3. Collaboration. This is the most crucial and intimidating step. Find a group of trusted friends, a sampling of both creative and pragmatic people who can look at an idea from more than one angle. Share carefully, and keep your hope and passion safe. An idea that gets edited and re-shaped can survive, but badgered hope and passion wilt far too quickly, sometimes irreparably. Listen to ideas and edits, take them to heart, and remember that few world-changing projects were completed in isolation. 

4. Start the project. Keep going. Finish a rough draft. Edit.

5. Repeat. Do steps 3 and 4 as many times as it takes to make a foolproof, waterproof, childproof project that you're proud to hang your name on.

Learn to think, to form ideas, to take edits well, to finish what you start, and to discern the value of ideas, both your own and another's. Making things alone brings delight—doing it in community is priceless.

It may seem like a long process that's too hard to track from start to finish—but you'll never learn it until you start.

prime time

Everything has a prime time: As seen on TV ads, rush hour radio, busy times for grocery stores, education, the list goes on. Anything that involves humans and their specific wants, needs, desires, and habits will have a prime time.

Education is best carried out in the morning, while the brain is freshly fed and rested, and the sun is still breathing energy into the world.

People buy stuff they saw on TV commercials in the middle of the night because somehow, what you see when you have insomnia sticks in your brain.

Rush hour radio plays music only—because if they can snag you during rush hour, when you're bringing your daughter to ballet on Saturday morning, you'll still be tuned in to that station and you'll hear the ads and campaigns.

Grocery stores staff more employees for certain hours, because they know that people will stop in on their way home from work, or come after dinner.

We're creatures of habit—we figure out what works for us, and do it. And, since the world has millions of people, what works for me likely works for someone else too. In the marketing world, companies can (and should) leverage that knowledge to their benefit, to work with your subconscious and convince you to buy (or drive or listen to or watch) something.

In the marketing world, it's like constantly trying to solve an equation and hoping the variables stay the same for long enough to figure it out. It's like solving a puzzle.

In the writing (creative) world, it's the same method, but you're only trying to figure it out for one person: yourself.

Every writer (creative) has his or her own prime time—some wake up long before dawn, to catch all the early morning word-brilliance. Others write after everyone else has gone to bed, in the peaceful stillness of a resting house. Still others find mid-morning to be the key, or treasure a post-lunch surge of creative energy.

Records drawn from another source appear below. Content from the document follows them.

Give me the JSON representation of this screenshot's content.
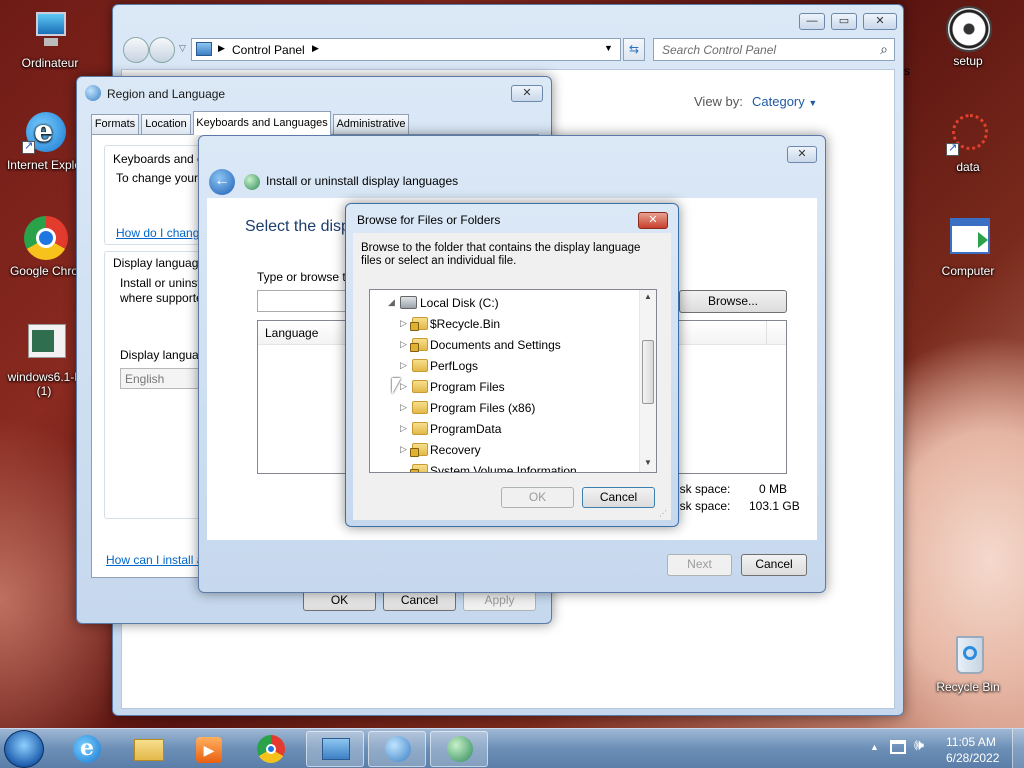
{
  "desktop": {
    "icons": [
      {
        "label": "Ordinateur",
        "icon": "computer-icon"
      },
      {
        "label": "Internet Explo",
        "icon": "internet-explorer-icon"
      },
      {
        "label": "Google Chro",
        "icon": "chrome-icon"
      },
      {
        "label": "windows6.1-k",
        "label2": "(1)",
        "icon": "file-icon"
      },
      {
        "label": "setup",
        "icon": "disc-icon"
      },
      {
        "label": "data",
        "icon": "data-icon"
      },
      {
        "label": "Computer",
        "icon": "computer-window-icon"
      },
      {
        "label": "Recycle Bin",
        "icon": "recycle-bin-icon"
      }
    ]
  },
  "control_panel": {
    "address": "Control Panel",
    "search_placeholder": "Search Control Panel",
    "view_by_label": "View by:",
    "view_by_value": "Category",
    "partial_text": "s"
  },
  "region": {
    "title": "Region and Language",
    "tabs": [
      "Formats",
      "Location",
      "Keyboards and Languages",
      "Administrative"
    ],
    "kb_heading": "Keyboards and o",
    "kb_text": "To change your",
    "kb_link": "How do I chang",
    "display_heading": "Display language",
    "display_text1": "Install or uninst",
    "display_text2": "where supporte",
    "display_select_label": "Display languag",
    "display_select_value": "English",
    "install_link": "How can I install a",
    "ok": "OK",
    "cancel": "Cancel",
    "apply": "Apply"
  },
  "install": {
    "title": "Install or uninstall display languages",
    "heading": "Select the disp",
    "type_label": "Type or browse t",
    "browse": "Browse...",
    "col_language": "Language",
    "disk_label1": "isk space:",
    "disk_value1": "0 MB",
    "disk_label2": "isk space:",
    "disk_value2": "103.1 GB",
    "next": "Next",
    "cancel": "Cancel"
  },
  "browse_dialog": {
    "title": "Browse for Files or Folders",
    "description": "Browse to the folder that contains the display language files or select an individual file.",
    "tree": [
      {
        "label": "Local Disk (C:)",
        "icon": "drive-icon",
        "expanded": true,
        "level": 0
      },
      {
        "label": "$Recycle.Bin",
        "icon": "locked-folder-icon",
        "level": 1
      },
      {
        "label": "Documents and Settings",
        "icon": "locked-folder-icon",
        "level": 1
      },
      {
        "label": "PerfLogs",
        "icon": "folder-icon",
        "level": 1
      },
      {
        "label": "Program Files",
        "icon": "folder-icon",
        "level": 1
      },
      {
        "label": "Program Files (x86)",
        "icon": "folder-icon",
        "level": 1
      },
      {
        "label": "ProgramData",
        "icon": "folder-icon",
        "level": 1
      },
      {
        "label": "Recovery",
        "icon": "locked-folder-icon",
        "level": 1
      },
      {
        "label": "System Volume Information",
        "icon": "locked-folder-icon",
        "level": 1
      }
    ],
    "ok": "OK",
    "cancel": "Cancel"
  },
  "taskbar": {
    "time": "11:05 AM",
    "date": "6/28/2022"
  }
}
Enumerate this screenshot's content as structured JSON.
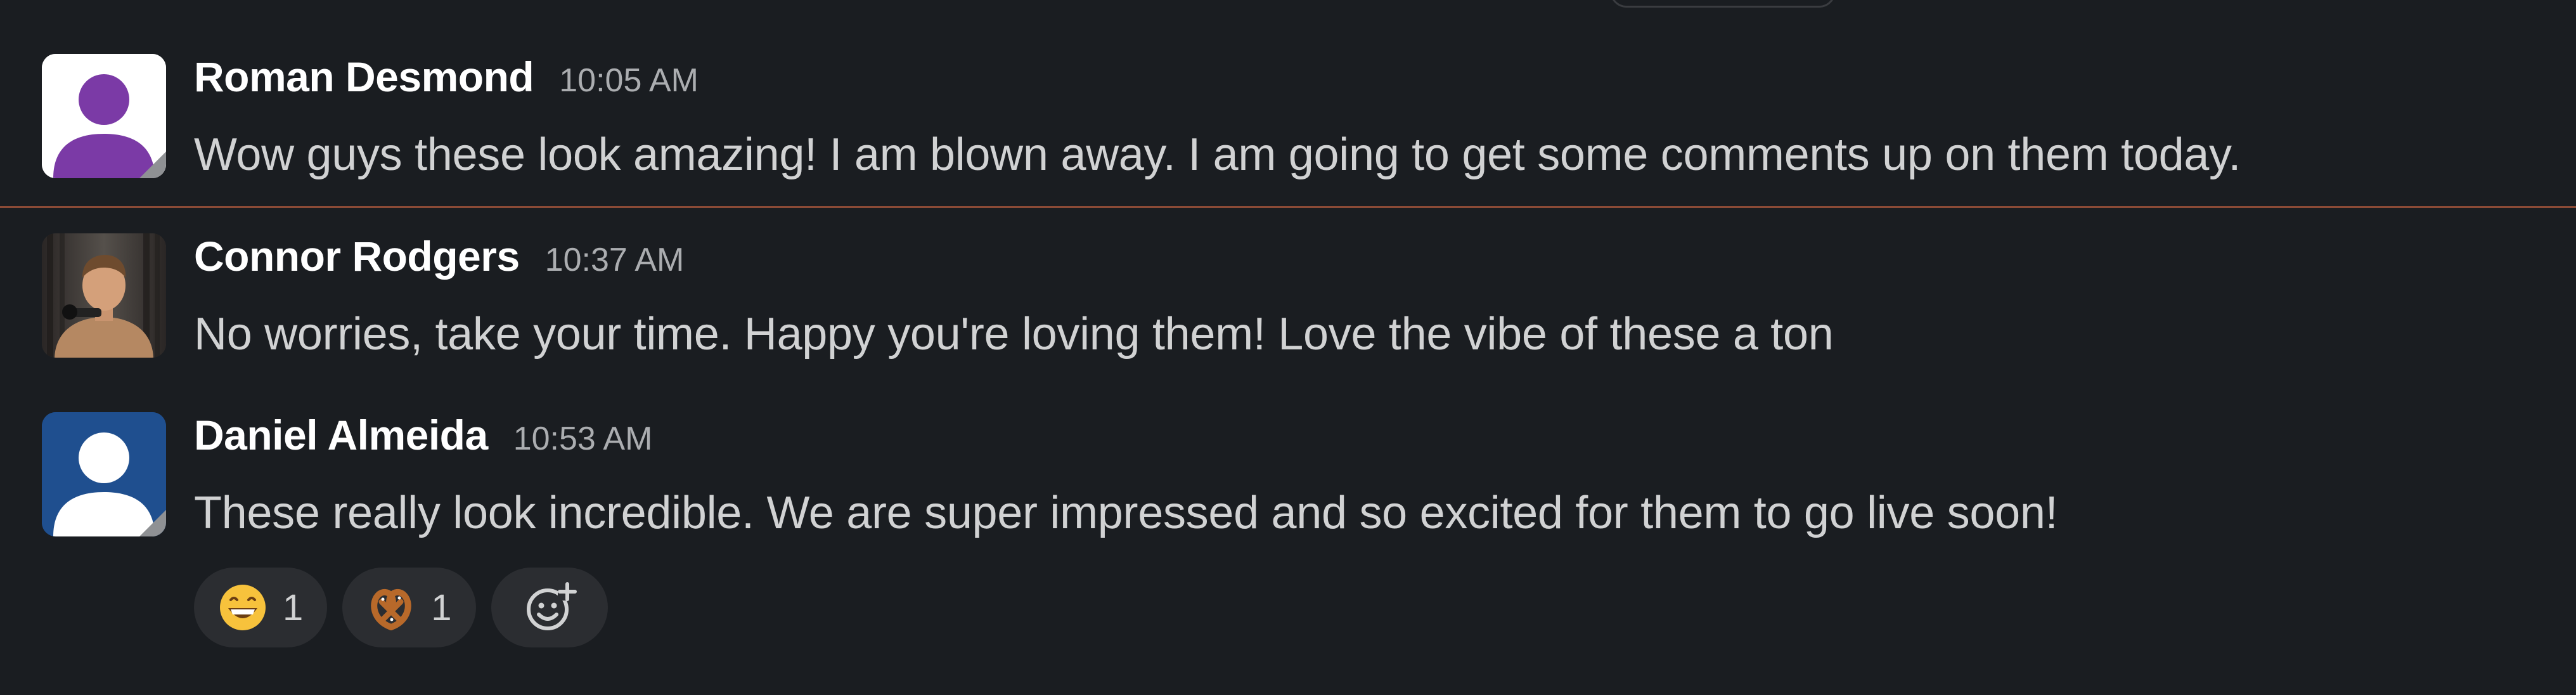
{
  "messages": [
    {
      "author": "Roman Desmond",
      "time": "10:05 AM",
      "text": "Wow guys these look amazing! I am blown away. I am going to get some comments up on them today.",
      "avatar": {
        "type": "default-user-icon",
        "color": "#7b3aa6"
      }
    },
    {
      "author": "Connor Rodgers",
      "time": "10:37 AM",
      "text": "No worries, take your time. Happy you're loving them! Love the vibe of these a ton",
      "avatar": {
        "type": "photo"
      }
    },
    {
      "author": "Daniel Almeida",
      "time": "10:53 AM",
      "text": "These really look incredible. We are super impressed and so excited for them to go live soon!",
      "avatar": {
        "type": "default-user-icon",
        "color": "#1f4f8f"
      }
    }
  ],
  "reactions": [
    {
      "emoji": "grinning-face",
      "count": "1"
    },
    {
      "emoji": "pretzel",
      "count": "1"
    }
  ],
  "add_reaction_icon": "add-emoji-icon",
  "colors": {
    "background": "#1a1d21",
    "new_messages_divider": "#8a4a36",
    "reaction_pill": "#2b2d31"
  }
}
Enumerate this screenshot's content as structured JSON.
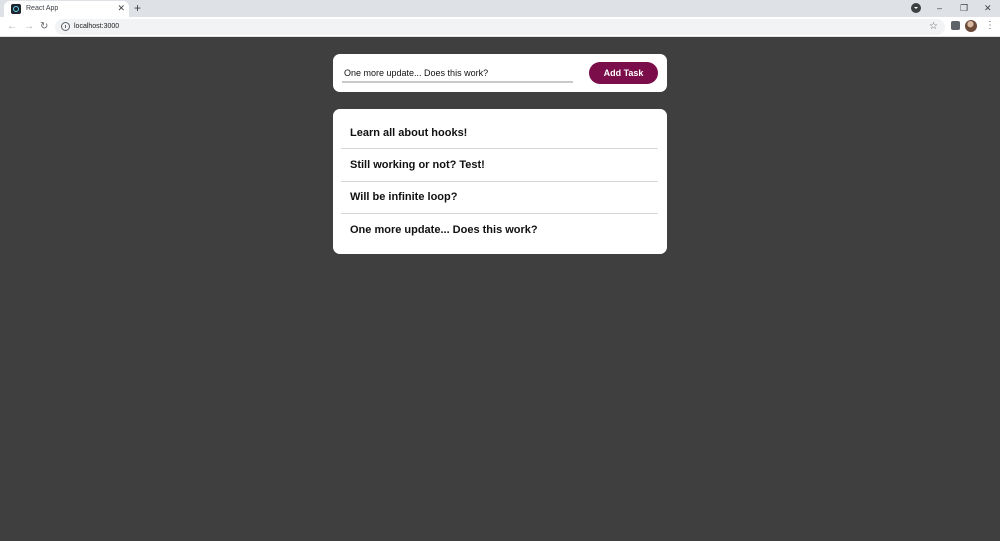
{
  "browser": {
    "tab_title": "React App",
    "tab_close": "✕",
    "new_tab": "+",
    "url": "localhost:3000",
    "window_min": "–",
    "window_max": "❐",
    "window_close": "✕"
  },
  "form": {
    "input_value": "One more update... Does this work?",
    "add_button_label": "Add Task"
  },
  "tasks": [
    "Learn all about hooks!",
    "Still working or not? Test!",
    "Will be infinite loop?",
    "One more update... Does this work?"
  ],
  "colors": {
    "page_background": "#3f3f3f",
    "accent": "#7b0d4a",
    "card": "#ffffff"
  }
}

Invariably, every writer (or creative) who you ask will have an opinion about what works best for them. The challenge of this knowledge is taking action. If you know you write your best poetry at 6 a.m., wake up and write it. If your brain kicks into story mode right after lunch, reserve that block of time strictly for crafting tales. If moonlight helps your mind compose sentences, save some mental energy for nighttime.

It's worth it to try different times until you learn what your prime time is, because 30 minutes of prime time writing (or creating) is worth 120 minutes of pulling teeth creativity after your brain is done for the day.